If you missed the well-documented, artfully produced PBS Frontline program, “The Retirement Gamble,” here’s the nutshell version: You’re screwed and it’s the financial industry’s fault. This is a piece that is absolutely worth your time to watch if you haven’t yet, but I will warn you that it takes on a bit more of a sensationalistic tone than I’d hoped for from PBS (maybe because the chief correspondent is also one of the protagonists in the story?).
Yes, it’s true that the financial industry deserves the vast majority of the criticism it receives, but I’m pretty sure that if you watch the video in reverse, you hear the words, “J.P. Morgan Chase is Beelzebub.” Outright demonization is a stretch, even if only a tiny one. And Jack Bogle, the father of passive investing, may be the closest thing to a saint in the financial industry, but he’s so deified in this program that by the end I thought I was watching a Vanguard commercial. And most importantly, if you’re going to take an hour to scare the crap out of people—telling them what’s broken and what doesn’t work—I’d like to see a bit more on what works and how we can mend what’s broken. And yes, PBS, that’s an implicit challenge to follow-up “The Retirement Gamble” (TRG) with a part two: “Retirement Doesn’t Have To Be A Gamble.” But just in case they’re not already filming and don’t read this post, let me attempt to paint a slightly more balanced, if not hopeful, scenario:
YOU still play the primary role in the success of your retirement planning. You still choose how to spend your income and how much to save. I can’t have been the only one to notice that one of the aggrieved “nobodies” featured in TRG is shown working on an Apple laptop at her kitchen table equipped with a flat-screen TV, sitting in front of stainless appliances. I’m not judging her and I’m not sermonizing you, but most of us have limitations placed on our income that require us to make decisions to endure some form of sacrifice today in order to provide for tomorrow. While compounding gains may be the engine propelling us toward a comfortable retirement, it’s not going anywhere without the fuel—our contributions.
YOURS is not as hopeless a situation as TRG makes you feel. Crystal Mendez is one of the regular Janes featured in the program. She’s 32 years old and making $70,000 per year, decent money for a teacher, and she’s saved $115,000 already for retirement. According to a recent Fidelity study that judges our retirement readiness based on multiples of current earnings at different phases of life, Crystal is well ahead of the curve. The study suggests she should have approximately 70% of her current salary saved—and she’s already at 164%. (Nice job, Crystal!) Furthermore, if she saves 10% per year until she’s 67 years old (when she’ll be eligible for full Social Security benefits), she’d then have $2,442,544—17 times her salary if we estimate she earns a 7% annual average rate of return and her salary increases only 2% each year. According to Fidelity, she’d only need eight times her salary for a comfortable retirement at the age of 67.

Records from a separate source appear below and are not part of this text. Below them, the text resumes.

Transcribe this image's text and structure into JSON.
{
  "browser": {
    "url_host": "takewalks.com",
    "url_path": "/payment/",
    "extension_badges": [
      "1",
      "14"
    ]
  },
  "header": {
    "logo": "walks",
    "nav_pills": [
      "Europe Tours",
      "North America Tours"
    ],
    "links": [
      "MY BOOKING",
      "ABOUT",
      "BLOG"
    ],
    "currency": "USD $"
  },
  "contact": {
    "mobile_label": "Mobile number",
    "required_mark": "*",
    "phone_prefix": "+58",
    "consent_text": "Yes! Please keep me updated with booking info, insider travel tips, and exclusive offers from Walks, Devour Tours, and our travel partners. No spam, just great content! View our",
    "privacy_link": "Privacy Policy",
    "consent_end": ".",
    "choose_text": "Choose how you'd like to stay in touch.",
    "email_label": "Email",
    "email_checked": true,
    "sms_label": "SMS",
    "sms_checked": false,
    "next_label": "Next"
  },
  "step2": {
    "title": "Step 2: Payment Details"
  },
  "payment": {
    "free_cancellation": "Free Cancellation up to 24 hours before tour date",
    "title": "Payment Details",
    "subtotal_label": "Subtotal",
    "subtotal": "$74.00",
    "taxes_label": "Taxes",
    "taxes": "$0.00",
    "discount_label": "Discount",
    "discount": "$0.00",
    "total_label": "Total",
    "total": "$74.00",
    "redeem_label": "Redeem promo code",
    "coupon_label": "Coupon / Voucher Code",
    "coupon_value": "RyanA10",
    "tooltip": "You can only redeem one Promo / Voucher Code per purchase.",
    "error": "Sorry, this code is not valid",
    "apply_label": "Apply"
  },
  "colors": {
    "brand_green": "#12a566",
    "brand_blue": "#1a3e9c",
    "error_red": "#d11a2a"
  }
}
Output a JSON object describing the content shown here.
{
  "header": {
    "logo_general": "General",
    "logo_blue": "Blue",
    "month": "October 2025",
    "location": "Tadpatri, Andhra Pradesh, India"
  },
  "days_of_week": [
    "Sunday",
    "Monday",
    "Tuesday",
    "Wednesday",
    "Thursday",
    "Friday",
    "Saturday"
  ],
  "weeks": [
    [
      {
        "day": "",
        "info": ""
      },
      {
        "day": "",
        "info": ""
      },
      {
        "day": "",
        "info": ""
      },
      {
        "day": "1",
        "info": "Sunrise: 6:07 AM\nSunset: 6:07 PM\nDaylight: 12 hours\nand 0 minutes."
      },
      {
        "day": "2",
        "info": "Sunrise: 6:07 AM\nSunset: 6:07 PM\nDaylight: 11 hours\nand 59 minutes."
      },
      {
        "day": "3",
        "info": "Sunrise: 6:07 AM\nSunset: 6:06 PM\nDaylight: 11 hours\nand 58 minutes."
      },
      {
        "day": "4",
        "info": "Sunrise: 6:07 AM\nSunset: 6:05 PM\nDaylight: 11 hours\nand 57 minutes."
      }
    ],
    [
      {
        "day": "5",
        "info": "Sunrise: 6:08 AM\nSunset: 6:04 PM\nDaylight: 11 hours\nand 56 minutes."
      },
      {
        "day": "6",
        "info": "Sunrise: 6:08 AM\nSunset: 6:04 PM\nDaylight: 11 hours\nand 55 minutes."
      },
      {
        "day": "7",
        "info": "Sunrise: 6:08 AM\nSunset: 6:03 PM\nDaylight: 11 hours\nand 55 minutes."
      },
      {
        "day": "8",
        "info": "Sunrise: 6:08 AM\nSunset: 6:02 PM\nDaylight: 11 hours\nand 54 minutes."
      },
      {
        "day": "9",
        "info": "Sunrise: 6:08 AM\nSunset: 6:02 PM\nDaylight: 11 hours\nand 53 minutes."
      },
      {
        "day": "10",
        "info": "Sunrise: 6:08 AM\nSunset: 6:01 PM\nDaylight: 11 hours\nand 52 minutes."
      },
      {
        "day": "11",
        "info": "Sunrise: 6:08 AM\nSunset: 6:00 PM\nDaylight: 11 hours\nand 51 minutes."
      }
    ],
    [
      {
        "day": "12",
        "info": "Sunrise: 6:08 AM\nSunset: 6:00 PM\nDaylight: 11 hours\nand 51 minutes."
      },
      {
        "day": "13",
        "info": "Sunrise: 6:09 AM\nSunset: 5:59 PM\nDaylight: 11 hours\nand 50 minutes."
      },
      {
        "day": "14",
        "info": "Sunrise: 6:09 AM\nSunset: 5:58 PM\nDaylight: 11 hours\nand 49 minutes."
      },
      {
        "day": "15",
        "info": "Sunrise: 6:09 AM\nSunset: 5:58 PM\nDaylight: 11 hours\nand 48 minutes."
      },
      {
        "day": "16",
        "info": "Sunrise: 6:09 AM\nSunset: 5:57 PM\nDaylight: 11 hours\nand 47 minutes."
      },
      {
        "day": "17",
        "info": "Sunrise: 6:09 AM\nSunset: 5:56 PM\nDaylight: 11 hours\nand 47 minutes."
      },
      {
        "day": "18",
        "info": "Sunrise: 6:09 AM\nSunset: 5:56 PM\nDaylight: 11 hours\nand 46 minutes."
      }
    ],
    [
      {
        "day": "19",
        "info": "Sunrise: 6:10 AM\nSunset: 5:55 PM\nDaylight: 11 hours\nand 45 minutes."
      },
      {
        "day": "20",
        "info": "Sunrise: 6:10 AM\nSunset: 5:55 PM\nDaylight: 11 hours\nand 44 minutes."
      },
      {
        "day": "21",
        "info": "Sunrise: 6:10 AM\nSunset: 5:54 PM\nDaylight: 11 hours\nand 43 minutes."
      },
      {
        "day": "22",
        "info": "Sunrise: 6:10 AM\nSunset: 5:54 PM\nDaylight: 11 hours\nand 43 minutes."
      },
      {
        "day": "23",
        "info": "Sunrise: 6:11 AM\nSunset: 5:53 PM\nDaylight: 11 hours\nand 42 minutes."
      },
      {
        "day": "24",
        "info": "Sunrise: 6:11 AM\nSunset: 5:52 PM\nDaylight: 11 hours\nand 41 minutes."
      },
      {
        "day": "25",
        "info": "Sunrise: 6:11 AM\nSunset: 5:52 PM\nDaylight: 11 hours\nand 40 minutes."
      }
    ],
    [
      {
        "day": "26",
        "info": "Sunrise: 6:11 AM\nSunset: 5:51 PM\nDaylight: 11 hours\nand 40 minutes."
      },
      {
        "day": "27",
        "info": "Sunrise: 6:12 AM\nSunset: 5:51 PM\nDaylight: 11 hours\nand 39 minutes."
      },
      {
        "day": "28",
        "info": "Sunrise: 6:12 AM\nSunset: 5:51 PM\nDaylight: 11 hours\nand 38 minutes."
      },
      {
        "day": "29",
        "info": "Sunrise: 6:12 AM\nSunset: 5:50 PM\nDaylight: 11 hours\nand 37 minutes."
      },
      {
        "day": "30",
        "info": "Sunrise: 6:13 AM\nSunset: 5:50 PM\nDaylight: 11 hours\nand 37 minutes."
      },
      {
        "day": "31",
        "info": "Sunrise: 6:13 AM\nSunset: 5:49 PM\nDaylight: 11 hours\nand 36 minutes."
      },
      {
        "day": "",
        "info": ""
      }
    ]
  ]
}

YOU don’t really want the good ol’ days anyway. We have a habit of painting the days of yore as an idyllic time, when everyone joyfully punched a time clock for the same benevolent company for 40 years straight; the same company that then subsidized a blissful 20 year retirement spent golfing and sipping lemonade on a wrap-around porch attached to a Cape Cod house unencumbered by debt. But guess what, even if that sweetheart deal existed then, and more importantly today, we wouldn’t want it! According to CNNMoney, “…by the time they reached their forties, the boomers worked about 11 jobs—equivalent to a job change roughly every two years.” Generations X and younger hop jobs slightly more. And is it possible that the employers of former generations weren’t solely offering pensions out of the kindness of their hearts, but also because they wanted to make it very difficult for employees to consider leaving their job—and their pension? It is true that the once fabled “three-legged stool” of retirement—pension, Social Security and personal savings—is now down to a pair of stilts for most baby boomers and likely no more than a pogo stick for Gen X and younger; but a minority of us would trade a lifetime of occupational freedom for the continuation of a portion of our paycheck in retirement.
Yes, the odds are stacked against us. And no, the financial industry does not exist for the benefit of its customers. Yes, that’s a shame. And no, despite a movement of well-intended zealots and justified outrage in the media, we’re not likely to see the Masters of the Universe unseated in less than a generation (although that won’t keep us from trying). BUT, your chances for a comfortable retirement are still better than a roll of the dice, as seemingly purported in “The Retirement Gamble.”
Over the course of the coming weeks, I’ll be bringing you a collective of wisdom from numerous sources on how you can demystify decisions regarding not only your retirement, but specifically your 401(k) or other retirement plan, mutual fund selections and a couple of the most complex personal insurance products. That way, regardless of whether or not the fallen angels of the financial industry clean up their act, you’ll be able to make informed decisions.